The commander in charge of the Titan II missiles at Little Rock Air Force Base has been replaced in a disciplinary action related to the explosion last September at the Titan site near Damascus, Ark., that killed one airman and injured 21 others.

The transfer order of Col. John T. Mosher, announced Wednesday at the base, was one of several actions taken by the Strategic Air Command since the accident occurred to meet complaints about operation of the 18-year-old, liquid-fueled, missile system. Among the others:

A siren warning system, just months ago described by SAC as too costly and unnecessary for the protection of civilians living or working near the 54 Titan sites, is being developed for each missile complex.

Every portable tool carried into the silo, according to a new SAC directive, must be tied on a lanyard and attached either to the airman using it or the silo wall.A dropped wrench socket punctured the Titan II's fuel tank and started the Damascus accident.

A costly, remote moinitoring system is being studied for placement in each underground silo so that in case of a spill or leak, vapor levels could be read from above ground without having to send men into the missile complex.

The announcement that Mosher had been relieved after only six months at the Little Rock base was greeted by several survivors of the accident with the comment that "the wrong man got fired," according to one source.

A Pentagon official said that Mosher's removal as Little Rock commander related more "to how he handled matters after the accident occurred than during the accident itself." He said top SAC officers believed "he was just a guy over his head when put in the spotlight." Another official noted that SAC had a record of replacing Titan commanders after major accidents, pointing out the same thing happened after the Rock, Kan., oxidizer spill in August 1978 in which two airmen died.

Relieving Mosher of his Titan command, however, revived complaints among some airmen involved that the accident had been incorrectly handled by the vice commander of SAC, Lt. Gen. Lloyd R. Leavitt Jr. At issue has been Leavitt's order that two teams reenter the missile complex to measure the toxic vapor levels six hours after the fuel began to spill out from the missile.

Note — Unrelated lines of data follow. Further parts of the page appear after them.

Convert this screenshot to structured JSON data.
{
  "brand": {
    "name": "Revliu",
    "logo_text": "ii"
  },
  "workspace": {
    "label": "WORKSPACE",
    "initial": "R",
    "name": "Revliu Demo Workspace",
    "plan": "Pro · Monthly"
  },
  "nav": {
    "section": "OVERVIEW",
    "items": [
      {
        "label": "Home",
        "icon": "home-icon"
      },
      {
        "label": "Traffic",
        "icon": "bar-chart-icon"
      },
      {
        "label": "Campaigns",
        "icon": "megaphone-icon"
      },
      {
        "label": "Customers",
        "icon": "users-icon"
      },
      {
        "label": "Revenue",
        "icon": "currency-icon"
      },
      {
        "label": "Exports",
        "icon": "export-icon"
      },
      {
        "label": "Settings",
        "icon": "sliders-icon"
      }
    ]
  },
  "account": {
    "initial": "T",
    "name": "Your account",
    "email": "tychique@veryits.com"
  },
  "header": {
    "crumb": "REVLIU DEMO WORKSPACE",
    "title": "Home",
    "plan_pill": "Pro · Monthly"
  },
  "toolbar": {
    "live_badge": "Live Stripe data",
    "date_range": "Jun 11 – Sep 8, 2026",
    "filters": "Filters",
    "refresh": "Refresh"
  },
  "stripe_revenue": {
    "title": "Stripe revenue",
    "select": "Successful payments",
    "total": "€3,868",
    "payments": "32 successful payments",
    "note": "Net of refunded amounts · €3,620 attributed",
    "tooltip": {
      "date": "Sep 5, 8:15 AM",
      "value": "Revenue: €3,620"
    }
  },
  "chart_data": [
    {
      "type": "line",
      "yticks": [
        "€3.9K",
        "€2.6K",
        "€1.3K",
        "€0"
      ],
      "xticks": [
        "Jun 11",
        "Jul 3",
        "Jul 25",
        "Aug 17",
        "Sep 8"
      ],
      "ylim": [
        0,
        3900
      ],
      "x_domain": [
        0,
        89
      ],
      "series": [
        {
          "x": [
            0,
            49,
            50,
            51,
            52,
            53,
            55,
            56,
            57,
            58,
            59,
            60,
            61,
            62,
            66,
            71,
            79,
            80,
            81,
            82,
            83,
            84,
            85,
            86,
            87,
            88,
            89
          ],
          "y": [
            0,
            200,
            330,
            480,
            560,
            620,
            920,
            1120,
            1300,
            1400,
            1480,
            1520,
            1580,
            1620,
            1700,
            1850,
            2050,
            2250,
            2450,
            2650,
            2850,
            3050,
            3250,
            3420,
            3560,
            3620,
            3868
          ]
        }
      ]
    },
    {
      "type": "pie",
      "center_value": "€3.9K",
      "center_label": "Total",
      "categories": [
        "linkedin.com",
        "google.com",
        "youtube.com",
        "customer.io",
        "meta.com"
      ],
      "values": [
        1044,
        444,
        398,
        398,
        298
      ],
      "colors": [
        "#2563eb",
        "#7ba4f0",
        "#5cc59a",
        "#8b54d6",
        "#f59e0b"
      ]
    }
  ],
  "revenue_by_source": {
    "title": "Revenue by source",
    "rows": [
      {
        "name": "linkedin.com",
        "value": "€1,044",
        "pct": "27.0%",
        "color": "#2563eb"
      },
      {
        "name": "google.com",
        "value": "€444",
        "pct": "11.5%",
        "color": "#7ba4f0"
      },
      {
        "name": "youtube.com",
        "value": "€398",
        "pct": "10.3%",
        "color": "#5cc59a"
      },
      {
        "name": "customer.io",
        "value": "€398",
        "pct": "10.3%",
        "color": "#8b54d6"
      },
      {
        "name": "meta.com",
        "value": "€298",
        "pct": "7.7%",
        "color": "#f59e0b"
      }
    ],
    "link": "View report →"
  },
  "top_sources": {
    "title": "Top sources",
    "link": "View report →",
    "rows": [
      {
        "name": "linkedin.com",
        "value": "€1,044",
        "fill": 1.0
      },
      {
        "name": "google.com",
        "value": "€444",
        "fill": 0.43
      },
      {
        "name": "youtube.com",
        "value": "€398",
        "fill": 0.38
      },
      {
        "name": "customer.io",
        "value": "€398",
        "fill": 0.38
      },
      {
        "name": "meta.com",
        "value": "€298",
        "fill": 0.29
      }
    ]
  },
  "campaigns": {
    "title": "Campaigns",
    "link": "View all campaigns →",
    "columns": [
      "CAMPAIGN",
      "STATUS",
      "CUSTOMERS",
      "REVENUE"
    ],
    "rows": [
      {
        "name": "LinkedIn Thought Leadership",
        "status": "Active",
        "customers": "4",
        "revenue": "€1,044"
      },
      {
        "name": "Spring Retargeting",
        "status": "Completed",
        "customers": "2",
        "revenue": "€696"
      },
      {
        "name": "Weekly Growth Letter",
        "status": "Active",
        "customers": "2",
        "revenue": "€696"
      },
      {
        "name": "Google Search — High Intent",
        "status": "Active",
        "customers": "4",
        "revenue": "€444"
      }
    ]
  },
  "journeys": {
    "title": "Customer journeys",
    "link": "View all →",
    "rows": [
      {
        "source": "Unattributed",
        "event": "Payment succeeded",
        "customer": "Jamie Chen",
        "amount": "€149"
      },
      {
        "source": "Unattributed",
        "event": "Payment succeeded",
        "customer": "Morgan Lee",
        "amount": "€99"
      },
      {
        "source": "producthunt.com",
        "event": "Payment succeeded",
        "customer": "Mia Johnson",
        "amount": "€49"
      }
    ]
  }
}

The airman who died, David Livingston, was one of the four men involved in the entry operation. The other three were severely injured.

Mosher and experts from Martin-Marietta Co., builders of the missile, had initially recommended against entry during a conference call with Leavitt, according to individuals who were party to the discussions.

SAC officials have said recently that tapes of telephone conference calls held the evening of the accident will show that Mosher and his colleagues at the Little Rock base and the Martin-Marietta experts "concurred" in Leavitt's decision.

A 1,400-page report of the accident investigation of the Damascus incident has just been completed and is being sent to 8th Air Force headquarters for reveiw and ultimate public release, according to a SAC public affairs officer. He could not say whether the taped conversations would be part of that record. This report is expected to contain interviews with airmen and others who were at the scene.

Another report, by the Air Force Safety and Inspection Center, is expected to be released this week. It focuses on operation of the Titan systems that worked and did not work.

Both the House and Senate Armed Services committees have been looking into the Titan II system, studying whether it should be kept opeational given the troubles that have been occurring at the missile sites.

A third study of the system, by the Air Force under direction of President Carter, is expected to report on what actions must be taken to make the system safe for continued operation.

When that study comes in early next year, both congressional committees are expected to take a hard look at whether the money needed to make it safe is worth the benefits that come from the missile system's enormous nuclear explosive power.